Altılı masa seçim barajını yüzde 4’e düşüreceğini vaat etmeli ve siyasi partiler kanununu demokratikleştireceğini vaat etmelidir. Bu vaat altılı masanın açıklayacağı secim beyannamesine girmelidir.

Türkiye'de seçim barajı yüzde 10'du. Şimdi yüzde 7 ve ayrıca siyasetin önünde başka bir bela daha var. Onun adı siyasi partiler kanunudur. Bu kanun lider sultası ve siyaset derebeyleri üretmektedir.

Siyaseti anlamsızlaştıran ve değersizleştiren en önemli sorunlardan ikisidir seçim barajı ve siyasi partiler kanunu. Bu sebeple ülkenin kronik anti demokratik halinin sürmesine yol veren iki sorundur.

Siyasi partiler kanununun yol açtığı lider sultasını size izah edeyim.

Diyelim ki size balıkçı dükkânı vereceğim. Fakat size bu dükkânın bir ortağı olacak adam 65 yaşında. Siz ne yapardınız? 

Alırdınız dükkânı ve adamı kahveye gönderirsiniz. Gölge etme başka ihsan istemez derdiniz. En pratik çözüm bu. Yoksa sabahın köründe balık haline gidip balık alacak, gün boyu ayakta duracak, hesap kitap yapacak, müşteriler ile uğraşacak, zor iş... Hafızası, hastalıkları, enerjisi hep ayak bağı değil mi?

(Yaşlı ayrımcılığı, (ageism) falan yapmıyorum sadece tezimi pekiştiriyorum.)

Dükkândaki ortağınızı kahveye gönderiyorsunuz da hiç düşündünüz mü ülke siyasetini kim belirliyor?

Peki Türkiye siyasetini kim yönetiyor, bakalım. 

Recep Tayyip Erdoğan, 69 yaşında.

Kemal Kılıçdaroğlu 74 yaşında.

Devlet Bahçeli 74 yaşında.

Meral Akşener 66 yaşında.

Mithat Sancar 59 yaşında. HDP'de Onursal başkanlık müessesi var. Bu nedir bilmiyorum. Bu makamdaki kişi Ertuğrul Kürkçü 74 yaşında. 

Ali Babacan 55 yaşında ama Abdullah Gül 72 yaşında.
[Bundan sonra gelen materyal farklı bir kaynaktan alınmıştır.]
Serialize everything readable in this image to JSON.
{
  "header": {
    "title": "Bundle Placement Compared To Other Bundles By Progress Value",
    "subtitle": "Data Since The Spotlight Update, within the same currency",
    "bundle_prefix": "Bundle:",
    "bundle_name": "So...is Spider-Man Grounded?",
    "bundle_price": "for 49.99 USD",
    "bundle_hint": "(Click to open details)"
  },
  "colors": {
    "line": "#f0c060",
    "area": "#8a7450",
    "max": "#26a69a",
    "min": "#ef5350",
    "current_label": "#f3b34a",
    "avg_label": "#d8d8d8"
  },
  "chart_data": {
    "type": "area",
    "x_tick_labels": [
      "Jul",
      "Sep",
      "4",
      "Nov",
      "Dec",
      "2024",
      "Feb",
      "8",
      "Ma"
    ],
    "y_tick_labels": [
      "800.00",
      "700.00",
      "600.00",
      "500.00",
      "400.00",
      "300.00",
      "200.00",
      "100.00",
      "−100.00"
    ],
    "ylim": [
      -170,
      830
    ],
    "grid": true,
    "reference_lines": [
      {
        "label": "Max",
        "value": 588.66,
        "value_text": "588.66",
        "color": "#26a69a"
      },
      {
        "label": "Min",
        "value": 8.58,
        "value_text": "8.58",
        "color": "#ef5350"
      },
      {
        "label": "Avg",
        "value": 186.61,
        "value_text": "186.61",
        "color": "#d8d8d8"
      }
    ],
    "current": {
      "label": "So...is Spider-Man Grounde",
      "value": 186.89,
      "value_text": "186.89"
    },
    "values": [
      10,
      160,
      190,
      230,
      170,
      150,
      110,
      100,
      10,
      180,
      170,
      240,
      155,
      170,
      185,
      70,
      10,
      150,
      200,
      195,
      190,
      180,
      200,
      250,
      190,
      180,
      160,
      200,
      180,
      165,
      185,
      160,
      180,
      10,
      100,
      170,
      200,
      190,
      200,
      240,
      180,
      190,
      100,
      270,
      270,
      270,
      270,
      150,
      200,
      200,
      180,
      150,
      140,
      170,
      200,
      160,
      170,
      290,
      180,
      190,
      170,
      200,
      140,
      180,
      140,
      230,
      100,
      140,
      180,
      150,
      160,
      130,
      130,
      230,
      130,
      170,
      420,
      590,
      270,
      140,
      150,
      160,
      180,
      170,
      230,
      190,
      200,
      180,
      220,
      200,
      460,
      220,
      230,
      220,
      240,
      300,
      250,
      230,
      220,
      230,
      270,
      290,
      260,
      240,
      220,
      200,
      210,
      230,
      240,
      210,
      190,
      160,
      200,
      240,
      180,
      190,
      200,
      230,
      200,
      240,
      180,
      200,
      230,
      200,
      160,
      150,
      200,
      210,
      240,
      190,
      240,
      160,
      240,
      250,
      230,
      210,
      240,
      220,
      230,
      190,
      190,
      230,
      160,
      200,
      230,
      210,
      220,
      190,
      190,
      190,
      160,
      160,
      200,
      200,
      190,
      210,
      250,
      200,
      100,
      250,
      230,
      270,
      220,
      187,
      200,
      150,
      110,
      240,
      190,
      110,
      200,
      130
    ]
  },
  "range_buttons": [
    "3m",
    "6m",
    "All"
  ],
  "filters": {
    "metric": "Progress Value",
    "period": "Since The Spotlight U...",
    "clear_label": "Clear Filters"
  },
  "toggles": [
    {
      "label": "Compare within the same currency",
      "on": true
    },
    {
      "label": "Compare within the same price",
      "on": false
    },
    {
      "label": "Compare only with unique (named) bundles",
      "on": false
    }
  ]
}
Temel Karamollaoğlu 81 yaşında.

Ahmet Davutoğlu 63 yaşında.

Doğu Perinçek 80 yaşında.

Ayrıca emanet genel başkanlar var. Esas adam arkada kararlar alır, hatta bu emanetçi (kibar adı bu) konuşma metnini dahi başkanın eline tutuşturur. Bu sebeple önemsenecek ve istatiksel bir veri olarak alınacak durumda değil onlar.

Dünya sağlık örgütüne göre 65 yaş üstüne yaşlı denilmektedir. Ayrıca Geriatri adında bir hastalık ihtisas alanı vardır. Yaşlı hastalıkları demektir. Bir bilseniz beden ve akıl yaşlandıkça nasıl değişiyor, bu siyaset aktörlerine kalbiniz kahrolur. Çünkü siyasetin eforu asla bir yaşlı insana yüklenmemeli. Hak değil bu. Fakat bu insanoğlunun arzu/hırs dünyası çok garip. Misal geçen bir video düştü önüme. Doğu Perinçek sırıtarak diyor ki; “Tüm organlarım sağlam bende cumhurbaşkanı adayı olabilirim.”
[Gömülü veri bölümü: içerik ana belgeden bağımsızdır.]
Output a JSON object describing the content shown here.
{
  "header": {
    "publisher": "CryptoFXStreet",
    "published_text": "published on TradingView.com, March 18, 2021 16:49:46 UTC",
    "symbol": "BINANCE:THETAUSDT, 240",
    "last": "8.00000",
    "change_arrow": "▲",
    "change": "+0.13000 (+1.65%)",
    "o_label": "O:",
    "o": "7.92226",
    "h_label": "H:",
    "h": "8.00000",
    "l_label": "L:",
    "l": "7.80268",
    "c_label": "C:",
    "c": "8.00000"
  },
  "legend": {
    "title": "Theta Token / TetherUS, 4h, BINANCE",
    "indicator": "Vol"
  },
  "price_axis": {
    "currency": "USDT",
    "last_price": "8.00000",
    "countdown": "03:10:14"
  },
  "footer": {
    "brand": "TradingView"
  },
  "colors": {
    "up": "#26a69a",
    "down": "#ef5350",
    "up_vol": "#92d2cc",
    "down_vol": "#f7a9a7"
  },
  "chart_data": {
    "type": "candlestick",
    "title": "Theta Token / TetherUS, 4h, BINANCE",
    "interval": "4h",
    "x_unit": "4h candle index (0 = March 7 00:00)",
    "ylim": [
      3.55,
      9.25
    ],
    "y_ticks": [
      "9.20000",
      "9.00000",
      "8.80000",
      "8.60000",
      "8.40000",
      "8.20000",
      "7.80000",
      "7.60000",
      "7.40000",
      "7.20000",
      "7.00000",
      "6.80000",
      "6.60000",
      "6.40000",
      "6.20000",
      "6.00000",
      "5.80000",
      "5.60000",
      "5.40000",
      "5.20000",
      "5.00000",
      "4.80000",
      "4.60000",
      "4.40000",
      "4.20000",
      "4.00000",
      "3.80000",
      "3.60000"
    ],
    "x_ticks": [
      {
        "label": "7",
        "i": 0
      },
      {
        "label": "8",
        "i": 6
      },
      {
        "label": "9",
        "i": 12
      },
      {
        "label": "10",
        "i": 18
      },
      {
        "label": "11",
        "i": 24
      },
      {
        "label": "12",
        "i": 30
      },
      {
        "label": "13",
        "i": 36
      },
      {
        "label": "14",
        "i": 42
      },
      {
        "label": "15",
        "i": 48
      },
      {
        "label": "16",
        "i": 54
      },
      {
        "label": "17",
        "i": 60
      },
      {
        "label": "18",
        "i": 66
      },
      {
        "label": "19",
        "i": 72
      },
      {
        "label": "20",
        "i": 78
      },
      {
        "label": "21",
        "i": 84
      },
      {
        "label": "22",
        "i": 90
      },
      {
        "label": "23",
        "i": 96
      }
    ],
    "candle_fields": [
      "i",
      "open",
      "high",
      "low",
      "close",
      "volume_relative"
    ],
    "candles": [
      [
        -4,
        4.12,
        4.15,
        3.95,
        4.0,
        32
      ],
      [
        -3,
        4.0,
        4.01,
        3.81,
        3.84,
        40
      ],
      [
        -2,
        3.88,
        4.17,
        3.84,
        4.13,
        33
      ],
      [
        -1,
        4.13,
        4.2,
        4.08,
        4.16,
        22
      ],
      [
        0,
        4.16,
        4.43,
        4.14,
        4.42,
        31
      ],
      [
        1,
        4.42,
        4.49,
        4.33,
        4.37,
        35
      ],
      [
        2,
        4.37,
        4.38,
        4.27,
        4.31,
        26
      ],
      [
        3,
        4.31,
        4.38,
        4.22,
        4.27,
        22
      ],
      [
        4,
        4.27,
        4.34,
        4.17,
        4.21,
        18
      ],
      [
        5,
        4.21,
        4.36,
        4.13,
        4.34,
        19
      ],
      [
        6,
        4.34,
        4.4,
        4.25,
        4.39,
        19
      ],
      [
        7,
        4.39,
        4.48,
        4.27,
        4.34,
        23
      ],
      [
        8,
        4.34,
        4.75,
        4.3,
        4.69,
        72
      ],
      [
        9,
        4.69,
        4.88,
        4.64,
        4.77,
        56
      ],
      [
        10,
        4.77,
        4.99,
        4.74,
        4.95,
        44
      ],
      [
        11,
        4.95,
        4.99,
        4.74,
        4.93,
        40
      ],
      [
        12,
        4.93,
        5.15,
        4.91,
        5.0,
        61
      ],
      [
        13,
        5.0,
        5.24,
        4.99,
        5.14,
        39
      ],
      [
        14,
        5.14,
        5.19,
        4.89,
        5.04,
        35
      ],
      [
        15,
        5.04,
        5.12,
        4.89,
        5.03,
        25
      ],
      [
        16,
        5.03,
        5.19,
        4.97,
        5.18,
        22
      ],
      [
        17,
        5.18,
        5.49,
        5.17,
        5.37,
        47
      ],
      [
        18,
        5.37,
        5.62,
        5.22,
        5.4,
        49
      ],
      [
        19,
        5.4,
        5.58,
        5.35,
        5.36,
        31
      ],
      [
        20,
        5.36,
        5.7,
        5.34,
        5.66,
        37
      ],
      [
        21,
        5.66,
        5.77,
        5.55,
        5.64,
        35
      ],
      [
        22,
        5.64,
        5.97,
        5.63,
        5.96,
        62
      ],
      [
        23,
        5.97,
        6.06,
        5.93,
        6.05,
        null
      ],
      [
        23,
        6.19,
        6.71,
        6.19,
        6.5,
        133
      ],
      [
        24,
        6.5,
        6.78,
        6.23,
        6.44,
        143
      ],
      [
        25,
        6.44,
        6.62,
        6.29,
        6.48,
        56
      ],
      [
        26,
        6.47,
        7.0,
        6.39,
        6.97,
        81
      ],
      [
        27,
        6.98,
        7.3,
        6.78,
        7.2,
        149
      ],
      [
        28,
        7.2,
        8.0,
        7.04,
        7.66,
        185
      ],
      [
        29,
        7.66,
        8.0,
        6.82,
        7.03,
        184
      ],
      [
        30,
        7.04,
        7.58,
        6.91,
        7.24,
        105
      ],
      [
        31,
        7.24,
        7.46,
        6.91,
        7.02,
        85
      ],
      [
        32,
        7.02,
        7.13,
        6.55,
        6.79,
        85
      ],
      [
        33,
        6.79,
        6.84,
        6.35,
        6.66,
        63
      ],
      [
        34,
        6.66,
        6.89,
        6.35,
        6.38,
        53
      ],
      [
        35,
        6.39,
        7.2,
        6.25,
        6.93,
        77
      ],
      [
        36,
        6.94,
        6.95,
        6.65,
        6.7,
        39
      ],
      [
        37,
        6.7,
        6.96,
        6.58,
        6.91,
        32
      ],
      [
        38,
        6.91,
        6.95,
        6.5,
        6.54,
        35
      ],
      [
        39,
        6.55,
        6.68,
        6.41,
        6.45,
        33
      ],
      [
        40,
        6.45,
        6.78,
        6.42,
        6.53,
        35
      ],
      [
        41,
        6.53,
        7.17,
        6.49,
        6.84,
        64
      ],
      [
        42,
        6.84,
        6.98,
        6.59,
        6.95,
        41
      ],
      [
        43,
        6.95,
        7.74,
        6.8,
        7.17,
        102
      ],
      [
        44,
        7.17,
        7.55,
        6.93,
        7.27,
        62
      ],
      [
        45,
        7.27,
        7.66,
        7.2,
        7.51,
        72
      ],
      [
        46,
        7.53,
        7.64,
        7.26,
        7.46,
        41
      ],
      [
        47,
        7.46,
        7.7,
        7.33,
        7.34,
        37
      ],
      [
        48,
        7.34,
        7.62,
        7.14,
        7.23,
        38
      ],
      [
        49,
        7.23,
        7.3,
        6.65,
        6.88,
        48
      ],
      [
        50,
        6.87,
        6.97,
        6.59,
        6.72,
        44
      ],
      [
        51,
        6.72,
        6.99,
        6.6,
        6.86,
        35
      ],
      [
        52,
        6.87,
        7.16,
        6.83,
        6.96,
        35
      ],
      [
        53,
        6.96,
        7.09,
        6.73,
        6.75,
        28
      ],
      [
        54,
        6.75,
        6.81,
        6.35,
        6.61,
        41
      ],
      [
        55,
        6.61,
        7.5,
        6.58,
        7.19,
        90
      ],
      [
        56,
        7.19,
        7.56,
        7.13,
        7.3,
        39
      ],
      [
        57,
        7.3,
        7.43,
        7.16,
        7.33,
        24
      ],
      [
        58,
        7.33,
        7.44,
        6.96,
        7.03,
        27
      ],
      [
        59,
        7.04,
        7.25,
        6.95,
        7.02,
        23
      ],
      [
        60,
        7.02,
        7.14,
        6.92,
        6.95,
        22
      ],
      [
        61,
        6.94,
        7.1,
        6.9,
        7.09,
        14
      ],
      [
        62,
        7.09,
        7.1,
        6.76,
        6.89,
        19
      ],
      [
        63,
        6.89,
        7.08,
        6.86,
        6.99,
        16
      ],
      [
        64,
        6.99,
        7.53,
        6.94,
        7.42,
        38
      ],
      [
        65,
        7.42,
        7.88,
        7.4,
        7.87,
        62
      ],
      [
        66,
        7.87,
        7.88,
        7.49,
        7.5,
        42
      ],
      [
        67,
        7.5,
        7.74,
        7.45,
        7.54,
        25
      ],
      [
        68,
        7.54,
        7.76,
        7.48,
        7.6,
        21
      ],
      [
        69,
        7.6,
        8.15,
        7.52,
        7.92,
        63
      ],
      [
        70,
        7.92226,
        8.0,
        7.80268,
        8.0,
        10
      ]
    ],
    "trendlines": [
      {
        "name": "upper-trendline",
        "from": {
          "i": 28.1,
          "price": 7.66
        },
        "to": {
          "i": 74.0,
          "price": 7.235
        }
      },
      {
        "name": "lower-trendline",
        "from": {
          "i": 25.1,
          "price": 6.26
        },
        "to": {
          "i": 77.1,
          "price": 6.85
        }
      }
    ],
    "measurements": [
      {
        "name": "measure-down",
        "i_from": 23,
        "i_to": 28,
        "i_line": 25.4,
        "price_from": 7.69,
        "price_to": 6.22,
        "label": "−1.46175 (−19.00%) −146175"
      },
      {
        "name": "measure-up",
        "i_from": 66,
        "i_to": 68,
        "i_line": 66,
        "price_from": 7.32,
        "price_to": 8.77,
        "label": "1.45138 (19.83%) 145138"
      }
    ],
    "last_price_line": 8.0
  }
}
Velhasıl tüm bu hadiselerin önemli sebebi seçim barajı ile siyasetin tıkanmış olmasıdır. Siyaset yapmak isteyen insanlar bir parti kursalar devasa bir seçim barajı var. O halde mevcut partilere katılıyorlar. Partiler ise siyaset esnafları ile dolu. Bir milletvekili rütbesi kaç paraya satılıyor? Bir belediye rütbesi kaç paraya satılıyor? Reel siyasete bulaşmış herkes bilir bunu. 

(Ahmet Davutoğlu gibi bildiklerimi bir anlatsam repliğine düşmemek için iyi insanlara “Nasipse Adayız” filmini öneririm.)

Sonuç olarak ülkenin demokratikleşmesinde seçim barajının yüzde 4'e düşürülmesi ve siyasi partiler kanunun demokratikleşmesi elzemdir.

Altılı masanın bu iki talebi seçim beyannamesine yazması önemlidir.